Tsleil-Waututh directly experienced the impacts of the 2007 Kinder Morgan oil spill which discharged approximately 1,500 barrels of oil into Burrard Inlet and adjacent areas.
“The nation has a history of leadership in advancing the protection and restoration of the lands and waters of our territory through policy and cooperative planning processes” said George. “Our community was deeply affected by the 2007 oil spill. Our Inlet has been scarred by the impacts of oil spills and we have seen firsthand the inadequacies of emergency response and clean up efforts. Given this experience, it is just too big of a risk to allow more oil to be transported through Burrard Inlet for export.

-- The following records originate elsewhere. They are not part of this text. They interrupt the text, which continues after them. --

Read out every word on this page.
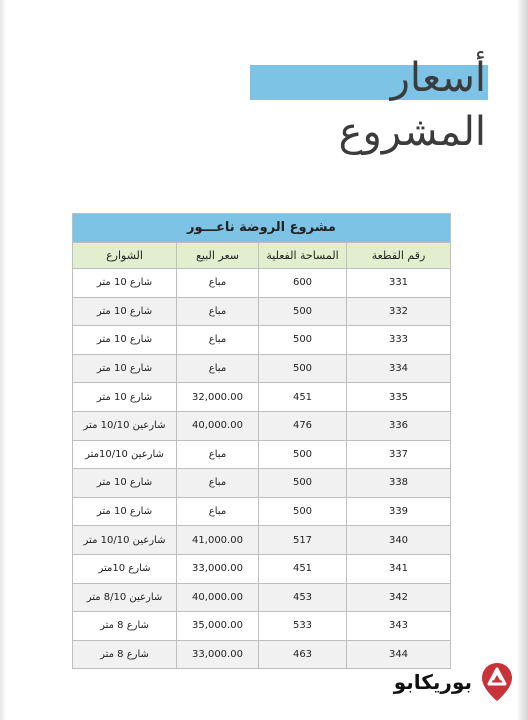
أسعار
المشروع
مشروع الروضة ناعـــور
رقم القطعة	المساحة الفعلية	سعر البيع	الشوارع
331	600	مباع	شارع 10 متر
332	500	مباع	شارع 10 متر
333	500	مباع	شارع 10 متر
334	500	مباع	شارع 10 متر
335	451	32,000.00	شارع 10 متر
336	476	40,000.00	شارعين 10/10 متر
337	500	مباع	شارعين 10/10متر
338	500	مباع	شارع 10 متر
339	500	مباع	شارع 10 متر
340	517	41,000.00	شارعين 10/10 متر
341	451	33,000.00	شارع 10متر
342	453	40,000.00	شارعين 8/10 متر
343	533	35,000.00	شارع 8 متر
344	463	33,000.00	شارع 8 متر
بوريكابو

“This is not just a Tsleil-Waututh issue or an aboriginal rights issue; this is an issue that could impact everyone’s quality of life. Residents of the Lower Mainland, local and regional governments, the environmental community and all First Nations rely on the health of marine ecosystems to sustain their culture and wellbeing.”
Tsleil-Waututh Chief and Council plan to discuss this matter further with their community and to engage other jurisdictions and stakeholders.